Pouvez-vous l’imaginer? Une famille qui brise le cycle de la dépendance, impactant les générations à venir. Une jeune femme trans qui s’affirme et s’épanouit, capable de transmettre cette confiance et cette sagesse. Enseignants et élèves se sont réunis après un incident de brutalité policière dans leur communauté, ont eu des conversations difficiles, ont traité leurs émotions et ont changé les cœurs et les esprits en cours de route.

Naasom Azevedo/Unsplash

Source : Naasom Azevedo/Unsplash

Bien que je ne pense certainement pas que la thérapie soit le seul espoir du monde pour remédier aux inégalités et aux oppressions auxquelles nous sommes confrontés, avoir l’attitude d’espérer être sans emploi un jour m’aide à me concentrer sur la construction d’un mouvement, pas simplement sur la construction de mon carrière.

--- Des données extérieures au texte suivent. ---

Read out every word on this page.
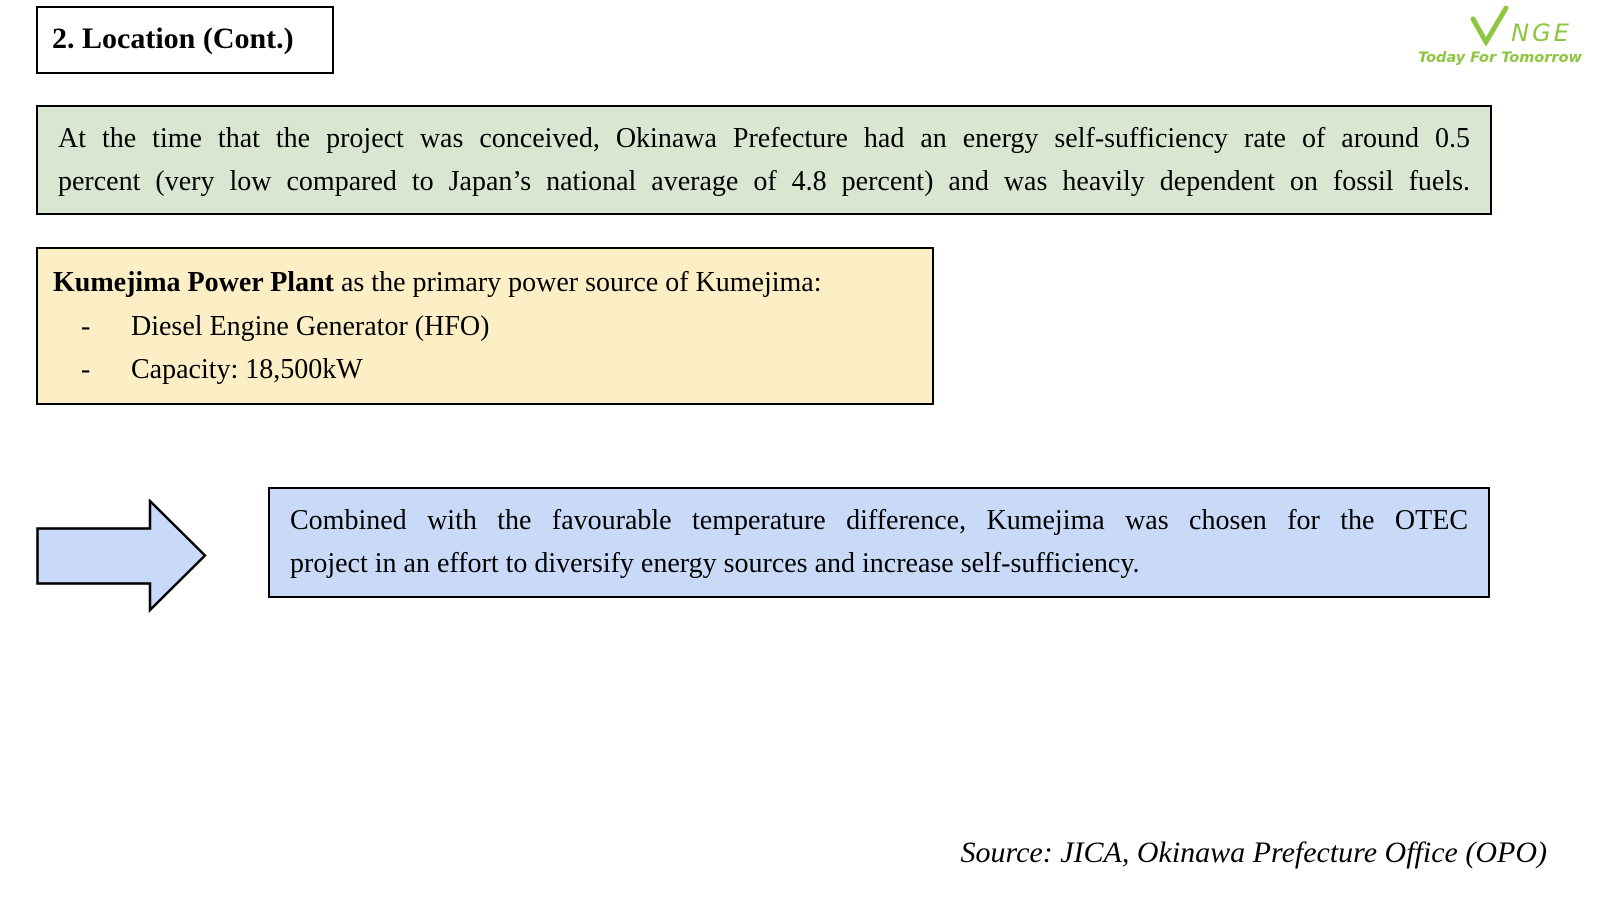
2. Location (Cont.)	NGE
Today For Tomorrow
At the time that the project was conceived, Okinawa Prefecture had an energy self-sufficiency rate of around 0.5
percent (very low compared to Japan’s national average of 4.8 percent) and was heavily dependent on fossil fuels.
Kumejima Power Plant as the primary power source of Kumejima:
-	Diesel Engine Generator (HFO)
-	Capacity: 18,500kW
Combined with the favourable temperature difference, Kumejima was chosen for the OTEC
project in an effort to diversify energy sources and increase self-sufficiency.
Source: JICA, Okinawa Prefecture Office (OPO)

Cette poussée vers l’avant de mon travail m’aide à garder la justice sociale et l’antiracisme au premier plan de mon esprit, et me donne la motivation d’aller de l’avant même les jours les plus difficiles, car je ne suis plus isolé dans mon bureau pour voir cas après cas d’automutilation ou de maltraitance d’enfants – je suis plutôt lié à un objectif pour le plus grand bien et la guérison de notre monde en général.